Israel's foreign ministry responded swiftly with a stern statement denouncing the Turkish government and accusing it of behaving as though the Ottoman Empire still existed.
"It's absurd that the Turkish government, which occupies Northern Cyprus, brutally represses the Kurdish minority and jails journalists, lectures Israel, the only true democracy in the region," spokesman Emmanuel Nahshon said.
Turkey has troops stationed in Northern Cyprus, is battling armed Kurdish separatists in its southeast region and has jailed large numbers of journalists, academics and others it suspects of having supported an abortive military coup last year.
The Al-Aqsa dispute, like many in the Holy Land, is about much more than security devices, taking in issues of sovereignty, religious freedom, occupation and Palestinian nationalism. Muslims refer to the compound as the Noble Sanctuary while Jews call it the Temple Mount.
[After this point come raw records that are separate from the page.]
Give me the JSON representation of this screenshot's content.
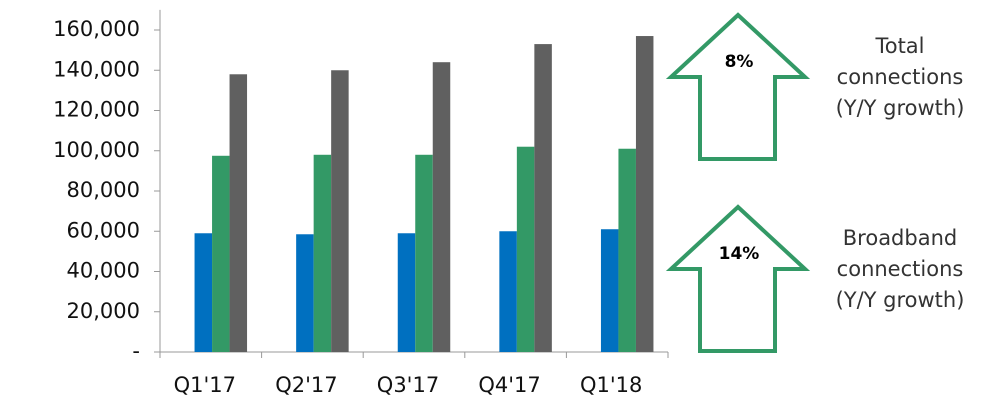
{
  "chart_data": {
    "type": "bar",
    "categories": [
      "Q1'17",
      "Q2'17",
      "Q3'17",
      "Q4'17",
      "Q1'18"
    ],
    "series": [
      {
        "color": "#0070c0",
        "values": [
          59000,
          58500,
          59000,
          60000,
          61000
        ]
      },
      {
        "color": "#339966",
        "values": [
          97500,
          98000,
          98000,
          102000,
          101000
        ]
      },
      {
        "color": "#606060",
        "values": [
          138000,
          140000,
          144000,
          153000,
          157000
        ]
      }
    ],
    "ylim": [
      0,
      170000
    ],
    "yticks": [
      {
        "value": 0,
        "label": "-"
      },
      {
        "value": 20000,
        "label": "20,000"
      },
      {
        "value": 40000,
        "label": "40,000"
      },
      {
        "value": 60000,
        "label": "60,000"
      },
      {
        "value": 80000,
        "label": "80,000"
      },
      {
        "value": 100000,
        "label": "100,000"
      },
      {
        "value": 120000,
        "label": "120,000"
      },
      {
        "value": 140000,
        "label": "140,000"
      },
      {
        "value": 160000,
        "label": "160,000"
      }
    ],
    "annotations": [
      {
        "label": "8%",
        "text": [
          "Total",
          "connections",
          "(Y/Y growth)"
        ]
      },
      {
        "label": "14%",
        "text": [
          "Broadband",
          "connections",
          "(Y/Y growth)"
        ]
      }
    ],
    "arrow_color": "#339966"
  }
}
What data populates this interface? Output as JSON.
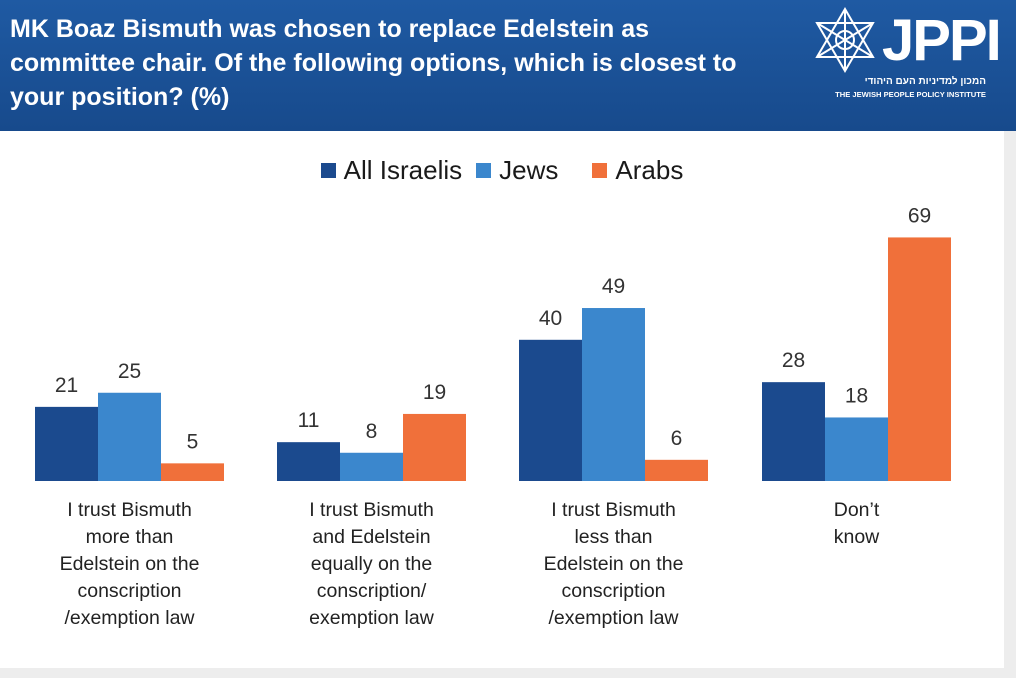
{
  "header": {
    "title": "MK Boaz Bismuth was chosen to replace Edelstein as committee chair. Of the following options, which is closest to your position? (%)",
    "logo": {
      "word": "JPPI",
      "hebrew": "המכון למדיניות העם היהודי",
      "english": "THE JEWISH PEOPLE POLICY INSTITUTE"
    }
  },
  "colors": {
    "header_bg": "#1f5aa3",
    "all_israelis": "#1b4a8e",
    "jews": "#3b87cd",
    "arabs": "#f0703a"
  },
  "chart_data": {
    "type": "bar",
    "title": "MK Boaz Bismuth was chosen to replace Edelstein as committee chair. Of the following options, which is closest to your position? (%)",
    "legend_position": "top-center",
    "grid": false,
    "ylim": [
      0,
      69
    ],
    "categories": [
      "I trust Bismuth more than Edelstein on the conscription /exemption law",
      "I trust Bismuth and Edelstein equally on the conscription/ exemption law",
      "I trust Bismuth less than Edelstein on the conscription /exemption law",
      "Don’t know"
    ],
    "category_lines": [
      [
        "I trust Bismuth",
        "more than",
        "Edelstein on the",
        "conscription",
        "/exemption law"
      ],
      [
        "I trust Bismuth",
        "and Edelstein",
        "equally on the",
        "conscription/",
        "exemption law"
      ],
      [
        "I trust Bismuth",
        "less than",
        "Edelstein on the",
        "conscription",
        "/exemption law"
      ],
      [
        "Don’t",
        "know"
      ]
    ],
    "series": [
      {
        "name": "All Israelis",
        "color": "#1b4a8e",
        "values": [
          21,
          11,
          40,
          28
        ]
      },
      {
        "name": "Jews",
        "color": "#3b87cd",
        "values": [
          25,
          8,
          49,
          18
        ]
      },
      {
        "name": "Arabs",
        "color": "#f0703a",
        "values": [
          5,
          19,
          6,
          69
        ]
      }
    ]
  }
}
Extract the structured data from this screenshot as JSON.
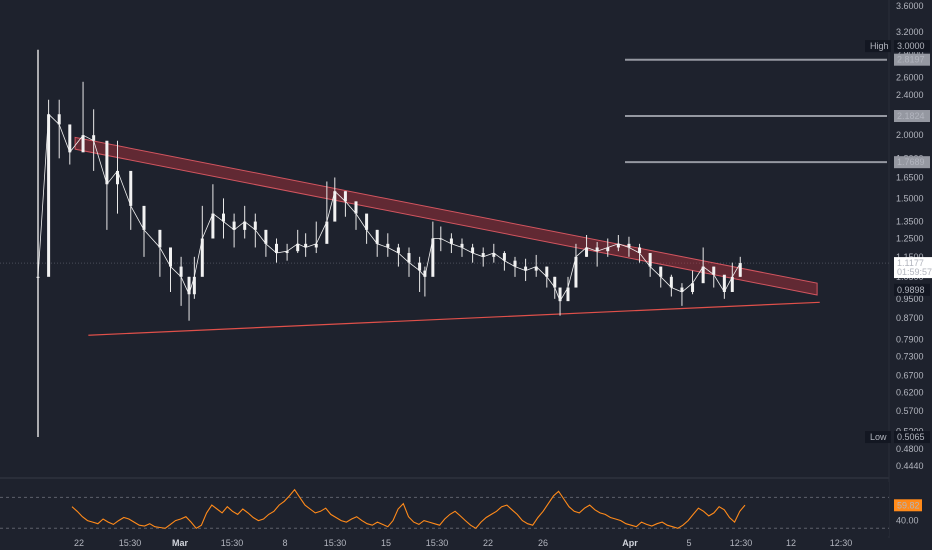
{
  "chart_data": [
    {
      "type": "candlestick",
      "title": "",
      "y_scale": "log",
      "ylim": [
        0.42,
        3.7
      ],
      "y_ticks": [
        "3.6000",
        "3.2000",
        "2.9000",
        "2.6000",
        "2.4000",
        "2.2000",
        "2.0000",
        "1.8000",
        "1.6500",
        "1.5000",
        "1.3500",
        "1.2500",
        "1.1500",
        "1.0500",
        "0.9500",
        "0.8700",
        "0.7900",
        "0.7300",
        "0.6700",
        "0.6200",
        "0.5700",
        "0.5200",
        "0.4800",
        "0.4440"
      ],
      "y_tick_values": [
        3.6,
        3.2,
        2.9,
        2.6,
        2.4,
        2.2,
        2.0,
        1.8,
        1.65,
        1.5,
        1.35,
        1.25,
        1.15,
        1.05,
        0.95,
        0.87,
        0.79,
        0.73,
        0.67,
        0.62,
        0.57,
        0.52,
        0.48,
        0.444
      ],
      "x_ticks": [
        "22",
        "15:30",
        "Mar",
        "15:30",
        "8",
        "15:30",
        "15",
        "15:30",
        "22",
        "26",
        "Apr",
        "5",
        "12:30",
        "12",
        "12:30"
      ],
      "x_tick_bold": [
        "Mar",
        "Apr"
      ],
      "high_label": {
        "label": "High",
        "value": "3.0000",
        "y": 3.0
      },
      "low_label": {
        "label": "Low",
        "value": "0.5065",
        "y": 0.5065
      },
      "current_price": {
        "value": "1.1177",
        "countdown": "01:59:57",
        "y": 1.1177
      },
      "reference_price": {
        "value": "0.9898",
        "y": 0.9898
      },
      "horizontal_levels": [
        {
          "value": "2.8197",
          "y": 2.8197
        },
        {
          "value": "2.1824",
          "y": 2.1824
        },
        {
          "value": "1.7689",
          "y": 1.7689
        }
      ],
      "price_path": [
        [
          0.0,
          1.05,
          2.95,
          0.5065
        ],
        [
          0.02,
          2.2,
          2.35,
          1.9
        ],
        [
          0.04,
          2.1,
          2.35,
          1.8
        ],
        [
          0.06,
          1.85,
          2.1,
          1.75
        ],
        [
          0.085,
          2.0,
          2.55,
          1.9
        ],
        [
          0.105,
          1.95,
          2.25,
          1.7
        ],
        [
          0.13,
          1.6,
          1.9,
          1.3
        ],
        [
          0.15,
          1.7,
          1.95,
          1.4
        ],
        [
          0.175,
          1.45,
          1.55,
          1.3
        ],
        [
          0.2,
          1.3,
          1.4,
          1.15
        ],
        [
          0.23,
          1.2,
          1.3,
          1.05
        ],
        [
          0.25,
          1.1,
          1.2,
          0.98
        ],
        [
          0.27,
          1.05,
          1.15,
          0.92
        ],
        [
          0.285,
          0.97,
          1.05,
          0.86
        ],
        [
          0.295,
          1.05,
          1.15,
          0.95
        ],
        [
          0.31,
          1.25,
          1.45,
          1.15
        ],
        [
          0.33,
          1.4,
          1.6,
          1.25
        ],
        [
          0.35,
          1.35,
          1.5,
          1.25
        ],
        [
          0.37,
          1.3,
          1.4,
          1.2
        ],
        [
          0.39,
          1.35,
          1.45,
          1.25
        ],
        [
          0.41,
          1.3,
          1.4,
          1.2
        ],
        [
          0.43,
          1.22,
          1.3,
          1.15
        ],
        [
          0.45,
          1.17,
          1.25,
          1.12
        ],
        [
          0.47,
          1.18,
          1.22,
          1.13
        ],
        [
          0.49,
          1.22,
          1.3,
          1.17
        ],
        [
          0.505,
          1.2,
          1.28,
          1.15
        ],
        [
          0.525,
          1.22,
          1.35,
          1.17
        ],
        [
          0.545,
          1.35,
          1.62,
          1.3
        ],
        [
          0.56,
          1.55,
          1.65,
          1.45
        ],
        [
          0.58,
          1.48,
          1.55,
          1.38
        ],
        [
          0.6,
          1.4,
          1.48,
          1.3
        ],
        [
          0.62,
          1.3,
          1.38,
          1.22
        ],
        [
          0.64,
          1.22,
          1.3,
          1.15
        ],
        [
          0.66,
          1.2,
          1.28,
          1.15
        ],
        [
          0.68,
          1.17,
          1.22,
          1.1
        ],
        [
          0.7,
          1.12,
          1.2,
          1.05
        ],
        [
          0.72,
          1.08,
          1.15,
          0.98
        ],
        [
          0.73,
          1.05,
          1.1,
          0.96
        ],
        [
          0.745,
          1.25,
          1.35,
          1.15
        ],
        [
          0.76,
          1.25,
          1.32,
          1.18
        ],
        [
          0.78,
          1.22,
          1.28,
          1.17
        ],
        [
          0.8,
          1.2,
          1.25,
          1.15
        ],
        [
          0.82,
          1.17,
          1.22,
          1.12
        ],
        [
          0.84,
          1.15,
          1.2,
          1.1
        ],
        [
          0.86,
          1.17,
          1.22,
          1.12
        ],
        [
          0.88,
          1.13,
          1.18,
          1.08
        ],
        [
          0.9,
          1.1,
          1.15,
          1.05
        ],
        [
          0.92,
          1.08,
          1.14,
          1.03
        ],
        [
          0.94,
          1.1,
          1.16,
          1.05
        ],
        [
          0.96,
          1.05,
          1.1,
          1.0
        ],
        [
          0.975,
          1.0,
          1.05,
          0.95
        ],
        [
          0.985,
          0.94,
          0.98,
          0.88
        ],
        [
          1.0,
          1.0,
          1.05,
          0.97
        ],
        [
          1.015,
          1.15,
          1.22,
          1.08
        ],
        [
          1.035,
          1.2,
          1.27,
          1.15
        ],
        [
          1.055,
          1.18,
          1.23,
          1.1
        ],
        [
          1.075,
          1.2,
          1.25,
          1.15
        ],
        [
          1.095,
          1.22,
          1.27,
          1.18
        ],
        [
          1.115,
          1.2,
          1.26,
          1.15
        ],
        [
          1.135,
          1.17,
          1.22,
          1.12
        ],
        [
          1.155,
          1.1,
          1.15,
          1.05
        ],
        [
          1.175,
          1.05,
          1.1,
          1.0
        ],
        [
          1.195,
          1.0,
          1.06,
          0.96
        ],
        [
          1.215,
          0.98,
          1.02,
          0.92
        ],
        [
          1.235,
          1.02,
          1.08,
          0.97
        ],
        [
          1.255,
          1.1,
          1.2,
          1.05
        ],
        [
          1.275,
          1.06,
          1.1,
          1.0
        ],
        [
          1.295,
          0.98,
          1.04,
          0.95
        ],
        [
          1.31,
          1.05,
          1.12,
          1.0
        ],
        [
          1.325,
          1.1177,
          1.15,
          1.05
        ]
      ],
      "trendlines": [
        {
          "name": "descending-resistance-band",
          "from": [
            0.07,
            1.98
          ],
          "to": [
            1.47,
            1.02
          ],
          "band_ratio": 1.055
        },
        {
          "name": "ascending-support",
          "from": [
            0.095,
            0.805
          ],
          "to": [
            1.475,
            0.935
          ]
        }
      ]
    },
    {
      "type": "line",
      "name": "RSI",
      "ylim": [
        20,
        90
      ],
      "y_ticks": [
        "40.00"
      ],
      "y_tick_values": [
        40
      ],
      "upper_band": 70,
      "lower_band": 30,
      "last_value": {
        "value": "59.82",
        "y": 59.82
      },
      "values": [
        58,
        52,
        45,
        40,
        38,
        36,
        42,
        38,
        35,
        40,
        44,
        42,
        38,
        34,
        33,
        36,
        32,
        31,
        30,
        35,
        40,
        42,
        45,
        38,
        30,
        34,
        50,
        60,
        55,
        50,
        58,
        52,
        48,
        55,
        50,
        44,
        40,
        42,
        48,
        52,
        60,
        65,
        72,
        80,
        70,
        60,
        55,
        50,
        52,
        56,
        48,
        44,
        40,
        38,
        42,
        45,
        40,
        36,
        34,
        38,
        35,
        32,
        40,
        55,
        62,
        45,
        38,
        35,
        40,
        38,
        36,
        34,
        42,
        48,
        52,
        46,
        40,
        34,
        30,
        38,
        44,
        48,
        52,
        58,
        60,
        54,
        48,
        40,
        36,
        34,
        44,
        52,
        62,
        72,
        78,
        68,
        58,
        52,
        50,
        56,
        60,
        54,
        50,
        48,
        44,
        42,
        40,
        36,
        34,
        32,
        38,
        35,
        33,
        36,
        38,
        34,
        32,
        30,
        34,
        40,
        48,
        56,
        52,
        46,
        50,
        58,
        54,
        44,
        38,
        52,
        60
      ]
    }
  ],
  "layout_notes": {}
}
Al-Aqsa, one of Islam's holiest sites and a symbol for Palestinians seeking their own state, is built on a compound revered by Jews as the vestige of their two ancient temples. The site lies in East Jerusalem, which was captured by Israel in a 1967 war and annexed to form part of its "eternal, indivisible" capital - a move not recognized internationally.
On Tuesday, Erdogan said he welcomed the removal of metal detectors, but said Israel would pay a price for the security measures, drawing a similarly sharp response from foreign ministry spokesman Nahshon.
"The days of the Ottoman Empire have passed. Jerusalem was, is, and will always be the capital of the Jewish people. In stark contrast to the past, the government in Jerusalem is committed to security, liberty, freedom of worship and respect for the rights of all minorities," Nahshon said on Tuesday.
The tensions in Jerusalem have kindled protests in Turkey, with Turkish media reporting that some protesters kicked the doors and threw stones at a synagogue in Istanbul. Erdogan earlier called for calm and said attacking places of worship was "a big mistake".
Last year Israel and Turkey restored ties after a six-year rupture that occurred after Israeli marines stormed an aid ship in 2010 to enforce a naval blockade of the Hamas-run Gaza Strip, killing 10 Turkish activists on board.
The normalization of ties between both countries has been driven by the prospect of lucrative Mediterranean gas deals as well as by mutual concerns about regional security.
Israel was Turkey's 12th largest export market in 2016, taking nearly $3 billion worth of exports, IMF data showed.